The liver has many functions which include the conversion of sugar into energy, the elimination of waste products, the production of bile which helps to break down fats, the production of clotting factors and the metabolism and elimination of certain medications.

Various techniques are employed to dissect through and remove liver tissue and minimise operative risks. Liver resection can be broadly classified into the following categories:-

  1. Subsegmental resection – the lesion is removed with a small amount of normal liver tissue surrounding it (a ‘margin’)
  2. Segmental resection – a segment of the liver containing the tumour is removed to ensure an adequate margin is obtained
  3. Hemi-hepatectomy – One half of the liver is removed. This is normally done for larger tumours or multiple tumours in one half of the liver.
  4. Extended Hepatectomy – This involves removing one half of the liver and part of the liver on the opposite side. This is done when the tumour approaches the opposite side of the liver so part of the opposite side needs to be removed to ensure the whole tumour is fully excised.

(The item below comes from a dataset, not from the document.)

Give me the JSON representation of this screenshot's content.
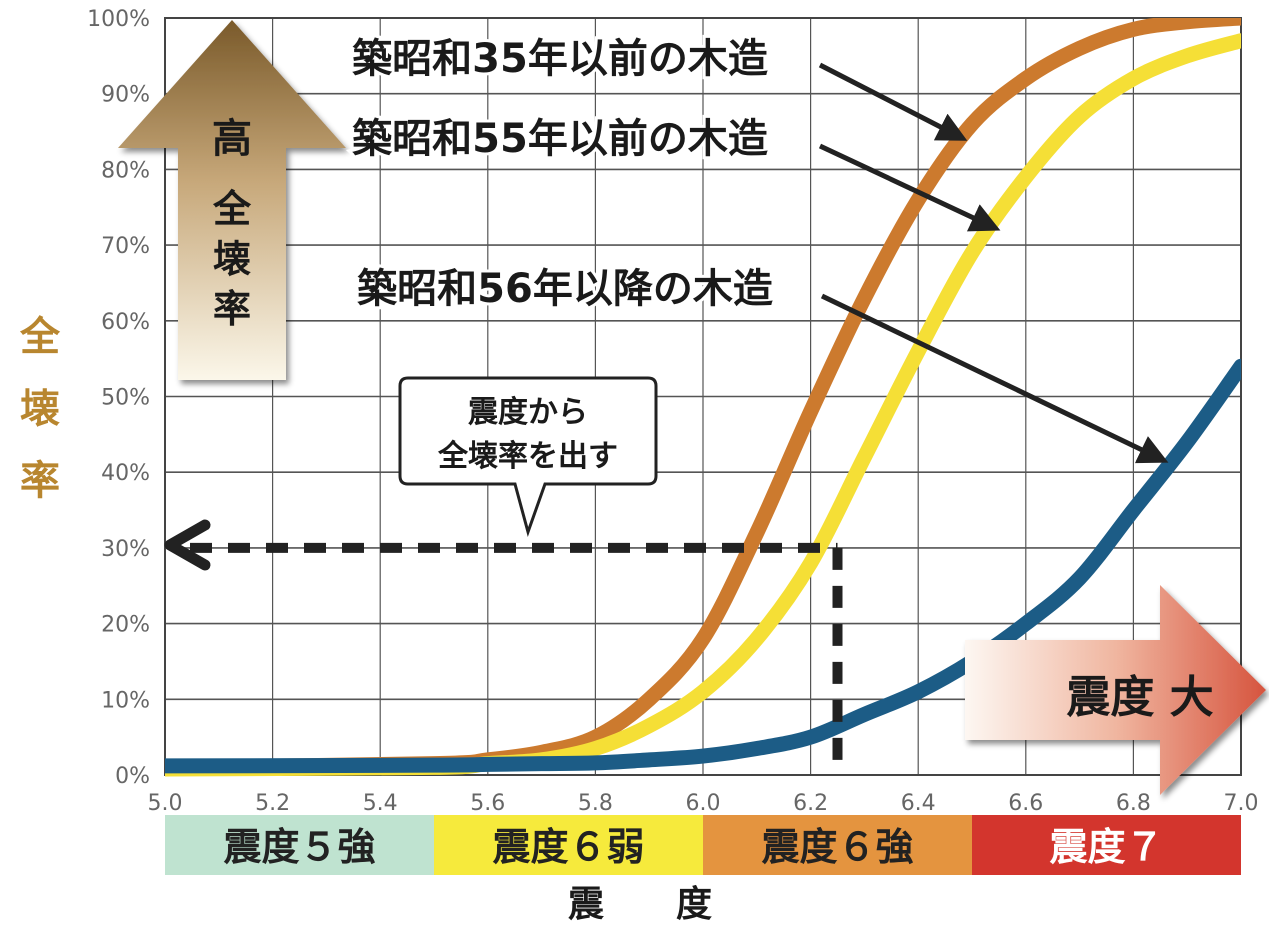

Liver surgery may be performed via the open or laparoscopic (keyhole) technique. As with other abdominal operations, the benefits of laparoscopic surgery are smaller incisions, less post operative pain and a quicker return to activity. Often a larger incision is still required to remove the specimen however this can be placed lower in the abdomen and results in less post operative pain.

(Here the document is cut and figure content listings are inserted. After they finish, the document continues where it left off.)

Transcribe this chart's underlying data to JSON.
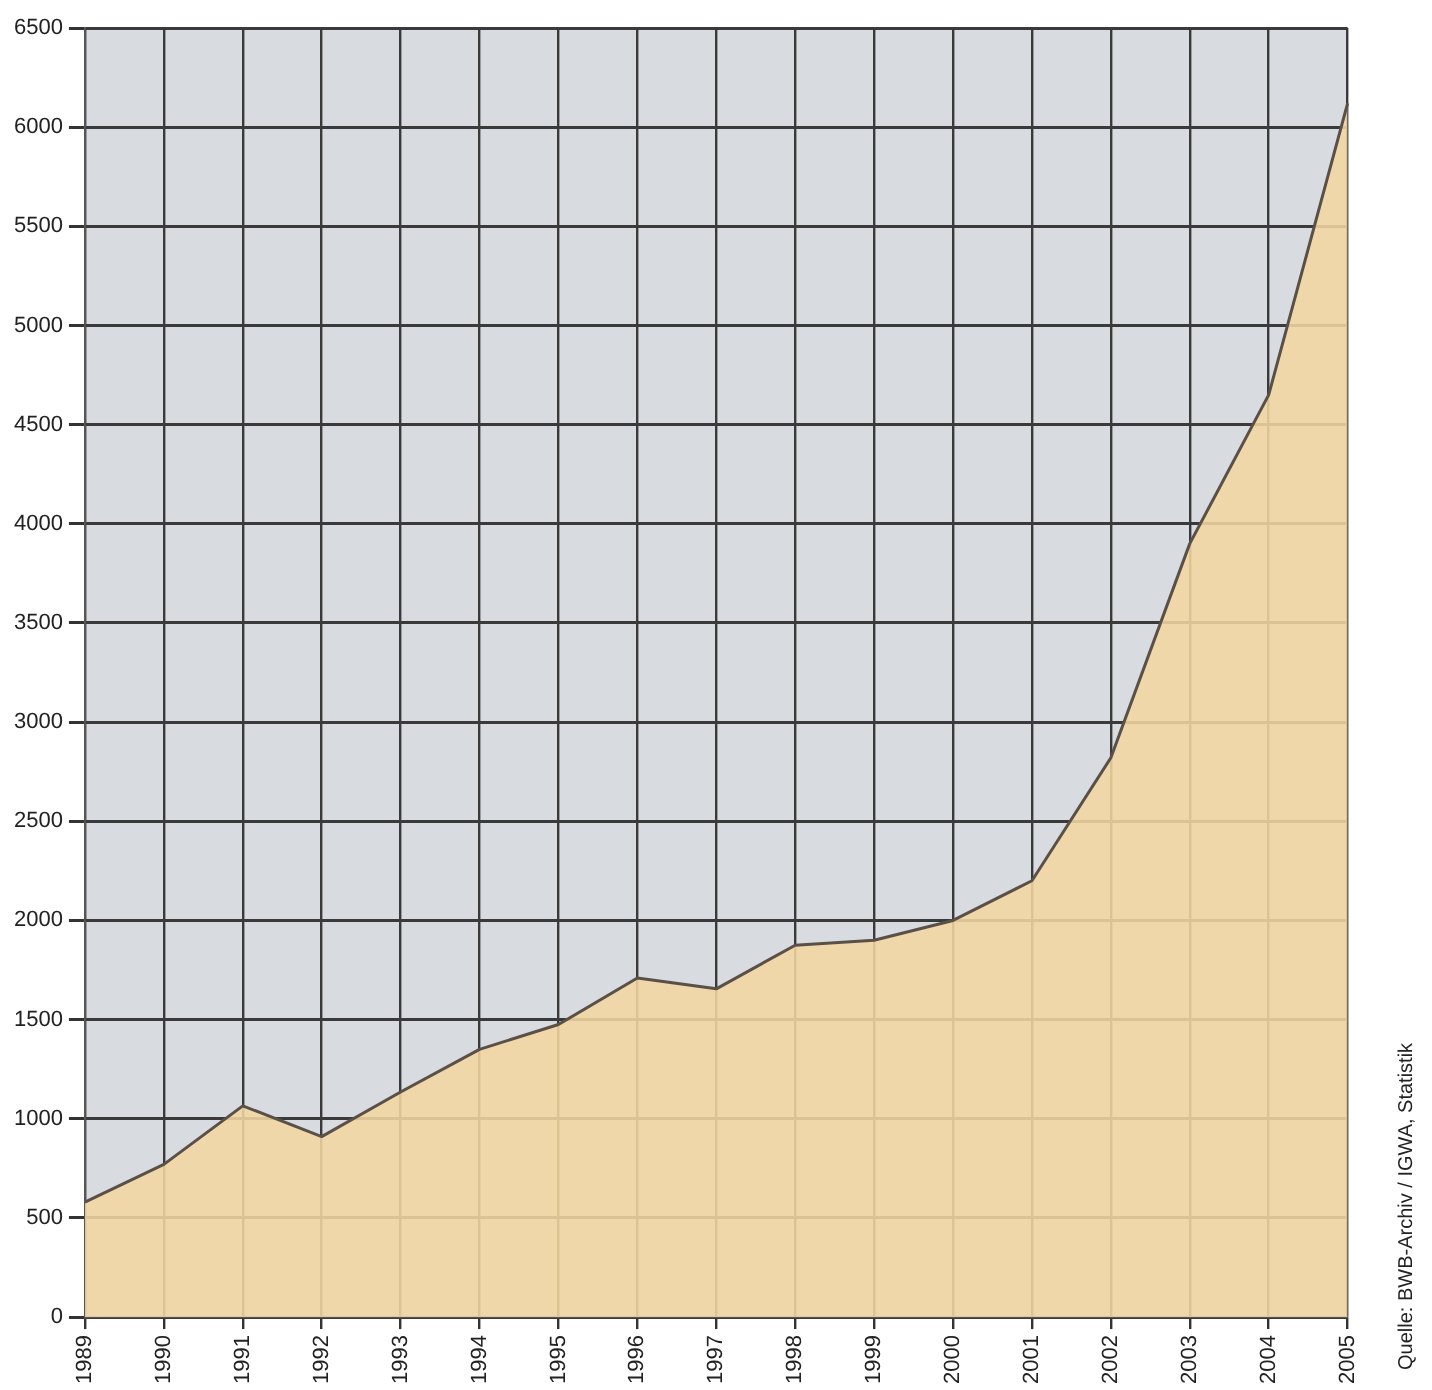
{
  "chart_data": {
    "type": "area",
    "categories": [
      "1989",
      "1990",
      "1991",
      "1992",
      "1993",
      "1994",
      "1995",
      "1996",
      "1997",
      "1998",
      "1999",
      "2000",
      "2001",
      "2002",
      "2003",
      "2004",
      "2005"
    ],
    "series": [
      {
        "color": "#f3d6a0",
        "values": [
          580,
          770,
          1065,
          910,
          1135,
          1350,
          1475,
          1710,
          1655,
          1875,
          1900,
          2000,
          2200,
          2820,
          3900,
          4650,
          6120
        ]
      }
    ],
    "ylim": [
      0,
      6500
    ],
    "yticks": [
      0,
      500,
      1000,
      1500,
      2000,
      2500,
      3000,
      3500,
      4000,
      4500,
      5000,
      5500,
      6000,
      6500
    ],
    "grid": true,
    "legend": false,
    "annotations": [
      "Quelle: BWB-Archiv / IGWA, Statistik"
    ]
  }
}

Liver surgery is a technically demanding operation with many potential complications. General risks include blood clots in the legs (DVT) or lungs (PE), a severe reaction to the anaesthetic and post operative pneumonia (lung infection). Post operative bleeding, wound infections & a post operative incisional hernia can also occur. Complications specific to liver surgery include a leakage of bile from the liver or liver failure although this is rare and normally only seen when large portions of the liver are being removed.